Sementara Basuki Sumawinata menjelaskan curah hujan selama kejadian siklon mencapai 400 mm dalam 1-3 hari, jumlah yang jauh melampaui rata-rata bulanan. “Curah hujan sebulan biasanya 150–200 mm. Ketika 400 mm turun hanya dalam beberapa hari, tanah tidak mungkin mampu meresapkan air, sehingga terjadi aliran permukaan yang massif,” katanya.
Dan hal ini tidak pernah terjadi sebelumnya. Ia menambahkan, bobot vegetasi besar di lereng curam justru dapat mempercepat terjadinya longsor ketika lapisan tanah kehilangan kestabilannya.
Menjawab isu kayu gelondongan yang terbawa arus banjir, Basuki menjelaskan dua anak sungai yang berhulu di sekitar kebun PT TBS, yakni Aek Nahombar dan Aek Hopong. Keduanya memiliki dimensi sempit dan berkelok tajam sehingga tidak memungkinkan menghanyutkan kayu-kayu besar.

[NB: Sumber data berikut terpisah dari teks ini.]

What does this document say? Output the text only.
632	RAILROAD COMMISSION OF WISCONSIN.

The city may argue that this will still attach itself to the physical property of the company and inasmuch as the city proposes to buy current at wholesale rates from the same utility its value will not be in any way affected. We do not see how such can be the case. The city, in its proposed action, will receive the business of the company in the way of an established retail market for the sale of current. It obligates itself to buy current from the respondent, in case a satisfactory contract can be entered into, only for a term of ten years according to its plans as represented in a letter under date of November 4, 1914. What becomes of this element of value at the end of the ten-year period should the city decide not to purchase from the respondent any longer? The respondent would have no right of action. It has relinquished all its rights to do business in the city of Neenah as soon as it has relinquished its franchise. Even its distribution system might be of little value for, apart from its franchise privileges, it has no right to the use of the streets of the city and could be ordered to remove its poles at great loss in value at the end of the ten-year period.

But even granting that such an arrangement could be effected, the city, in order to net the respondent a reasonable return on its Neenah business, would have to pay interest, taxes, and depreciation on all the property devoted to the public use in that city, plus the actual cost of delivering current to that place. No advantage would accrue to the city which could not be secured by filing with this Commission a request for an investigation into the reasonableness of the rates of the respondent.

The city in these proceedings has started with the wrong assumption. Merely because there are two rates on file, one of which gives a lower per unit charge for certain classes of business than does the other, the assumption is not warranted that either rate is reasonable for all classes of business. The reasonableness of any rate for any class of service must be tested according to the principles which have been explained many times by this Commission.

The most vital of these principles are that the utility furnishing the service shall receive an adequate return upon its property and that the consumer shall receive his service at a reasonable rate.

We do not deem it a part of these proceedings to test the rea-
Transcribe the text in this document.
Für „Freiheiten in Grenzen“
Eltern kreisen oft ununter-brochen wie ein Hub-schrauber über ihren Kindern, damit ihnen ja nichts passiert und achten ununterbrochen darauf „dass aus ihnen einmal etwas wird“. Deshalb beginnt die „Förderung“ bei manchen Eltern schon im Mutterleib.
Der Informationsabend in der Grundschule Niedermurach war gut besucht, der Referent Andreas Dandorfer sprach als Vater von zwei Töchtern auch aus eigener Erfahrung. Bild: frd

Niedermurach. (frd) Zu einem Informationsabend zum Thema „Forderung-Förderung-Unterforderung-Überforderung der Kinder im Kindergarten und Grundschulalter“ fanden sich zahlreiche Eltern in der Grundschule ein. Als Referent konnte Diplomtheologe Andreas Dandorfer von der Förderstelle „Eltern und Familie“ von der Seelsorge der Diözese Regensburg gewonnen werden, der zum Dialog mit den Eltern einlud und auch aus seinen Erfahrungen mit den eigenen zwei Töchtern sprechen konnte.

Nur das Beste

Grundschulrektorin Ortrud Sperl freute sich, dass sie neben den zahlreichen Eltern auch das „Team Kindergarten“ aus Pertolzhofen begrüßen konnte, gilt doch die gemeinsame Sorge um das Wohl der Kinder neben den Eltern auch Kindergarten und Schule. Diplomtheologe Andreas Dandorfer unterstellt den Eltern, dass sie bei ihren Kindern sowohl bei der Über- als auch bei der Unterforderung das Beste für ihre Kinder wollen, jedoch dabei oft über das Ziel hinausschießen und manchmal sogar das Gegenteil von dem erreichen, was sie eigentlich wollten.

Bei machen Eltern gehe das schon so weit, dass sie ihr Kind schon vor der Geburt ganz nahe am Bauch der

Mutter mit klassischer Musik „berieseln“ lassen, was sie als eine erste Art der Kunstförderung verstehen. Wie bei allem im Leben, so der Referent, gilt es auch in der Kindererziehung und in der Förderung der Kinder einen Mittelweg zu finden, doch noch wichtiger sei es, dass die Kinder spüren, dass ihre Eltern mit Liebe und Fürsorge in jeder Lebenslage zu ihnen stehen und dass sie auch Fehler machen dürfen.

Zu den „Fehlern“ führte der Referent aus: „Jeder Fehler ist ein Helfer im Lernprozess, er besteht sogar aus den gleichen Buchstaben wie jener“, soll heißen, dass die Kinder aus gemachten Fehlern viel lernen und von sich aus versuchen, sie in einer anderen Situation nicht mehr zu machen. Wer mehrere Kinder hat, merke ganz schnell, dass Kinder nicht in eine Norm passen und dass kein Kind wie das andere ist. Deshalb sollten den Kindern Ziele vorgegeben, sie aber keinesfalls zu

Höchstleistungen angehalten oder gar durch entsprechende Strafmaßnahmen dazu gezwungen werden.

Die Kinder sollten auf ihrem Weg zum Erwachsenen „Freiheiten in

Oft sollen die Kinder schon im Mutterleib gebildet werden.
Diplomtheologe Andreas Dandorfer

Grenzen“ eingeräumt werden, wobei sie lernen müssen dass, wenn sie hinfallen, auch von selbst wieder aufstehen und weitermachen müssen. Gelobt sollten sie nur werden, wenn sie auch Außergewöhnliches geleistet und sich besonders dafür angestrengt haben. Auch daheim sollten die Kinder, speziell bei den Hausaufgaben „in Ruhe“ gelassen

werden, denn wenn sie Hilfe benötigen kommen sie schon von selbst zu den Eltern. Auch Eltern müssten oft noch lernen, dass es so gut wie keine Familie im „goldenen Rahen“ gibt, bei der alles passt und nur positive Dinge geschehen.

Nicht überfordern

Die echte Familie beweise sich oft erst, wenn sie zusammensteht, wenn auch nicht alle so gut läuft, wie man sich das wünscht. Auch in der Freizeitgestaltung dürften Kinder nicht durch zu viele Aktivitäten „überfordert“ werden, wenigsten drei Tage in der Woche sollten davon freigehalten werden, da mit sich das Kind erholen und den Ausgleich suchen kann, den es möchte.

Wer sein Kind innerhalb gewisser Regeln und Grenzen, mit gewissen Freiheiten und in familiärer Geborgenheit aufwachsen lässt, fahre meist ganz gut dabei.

“Secara morfologi sungai, sangat tidak mungkin log kayu berukuran besar berasal dari areal kebun PT TBS. Indikasi kuat menunjukkan kayu-kayu tersebut berasal dari perambahan dan longsoran di bagian lain DAS Garoga,” jelasnya.
Basuki menekankan bencana ini memberikan pelajaran penting bagi pengelolaan lingkungan di Indonesia. Salah satunya adalah perlunya pemahaman yang lebih kontekstual tentang fungsi hutan dan vegetasi. Baca juga: Apresiasi Satgas PKH, Prabowo Singgung Upaya Perlawanan yang Tak Terlihat Kamera dan Influencer
“Konsep bahwa hutan selalu mencegah longsor tidak bisa digeneralisasi. Pada lereng sangat curam dengan tanah dangkal di atas batuan kedap air, vegetasi besar justru dapat menjadi faktor pemberat saat hujan ekstrem,” terangnya.
Karena itu, ia mendorong agar penanganan dan penetapan tanggung jawab hukum atas bencana alam dilakukan secara ilmiah, proporsional, dan berbasis kajian lintas disiplin, melibatkan aspek hidrologi, geologi, dan klimatologi. “Penyederhanaan sebab bencana dengan menunjuk satu pihak tanpa kajian komprehensif justru berpotensi menimbulkan ketidakadilan hukum dan kegaduhan sosial,” tuturnya.